The pipeline didn't perform well on the challenging videos. I applied these improvements to the pipeline to improve the results.
- Sanity Check: When I calculate the new parameters for a new frame I check to make sure the parameters make sense. I considered these sanity checks for this purpose:
- Checking that the left and right lines have similar curvature
- Checking that the left and right lines are separated by approximately the right distance horizontally
- Checking that left and right lines are roughly parallel
-
Reset: If sanity checks reveal that the lane lines are problematic, I retain the previous positions from the frame prior and step to the next frame to search again. If I lose the lines for several frames in a row (currently set to 10), I start searching from scratch using a histogram and sliding window.
-
Smoothing: Line detections will jump around from frame to frame a bit and it can be preferable to smooth it to obtain a cleaner result. I use a weighted moving average low-pass filter to smooth the lane parameters over frames. I do weighted average of the new parameters and the parameters from the last frame.

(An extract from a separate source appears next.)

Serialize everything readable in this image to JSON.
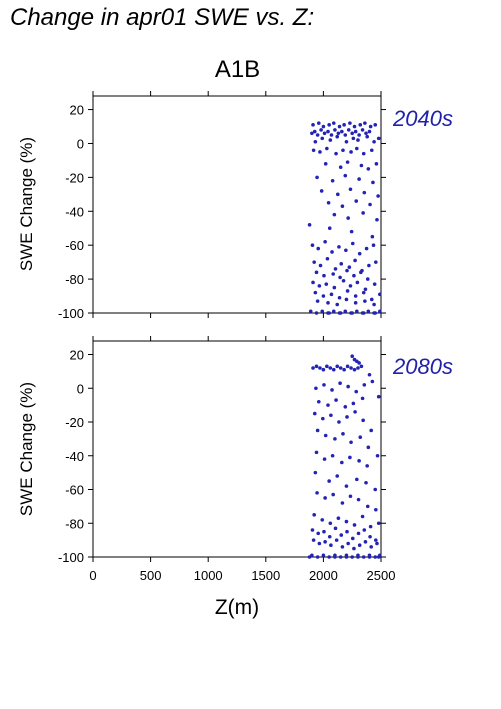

Here are the video results for the challenging videos:
This project shows that with just a camera and some simple image processing we can extract valuable information from an image or video that can potentially be fed into more sophisticated self-driving car algorithms.
The pipeline will likely degrade in performance in this scenarios:
- Sharp turns and large curvatures
- Going up or down the hill
- Lane marketings that are not clearly visible, for example due to color contrast
- Lane obstruction by other cars
What can we do to make the pipeline more robust? Here are a few suggestions:
- We can force constrains when fitting polynomials. In the current pipeline we are finding the left and right polynomials independent of each other and then later reject them if they don't pass the sanity checks. We can use these constraints when calculating the parameters. For example, can force the two polynomials to be parallel to each other when looking at the histogram and fitting polynomials.
- We can calculate a confidence number for our estimation for each line and use that when calculating the new best fit by doing weighted average in the low pass filter. In this case, the weights will be a function of the confidence number.
- We can improve warping by dynamically adjusting the source points (calibrating).
- Low pass filtering introduces delay in response to sharp turns. We can adjust the los pass filter weights to make it faster when the car is moving on roads with sharp turns.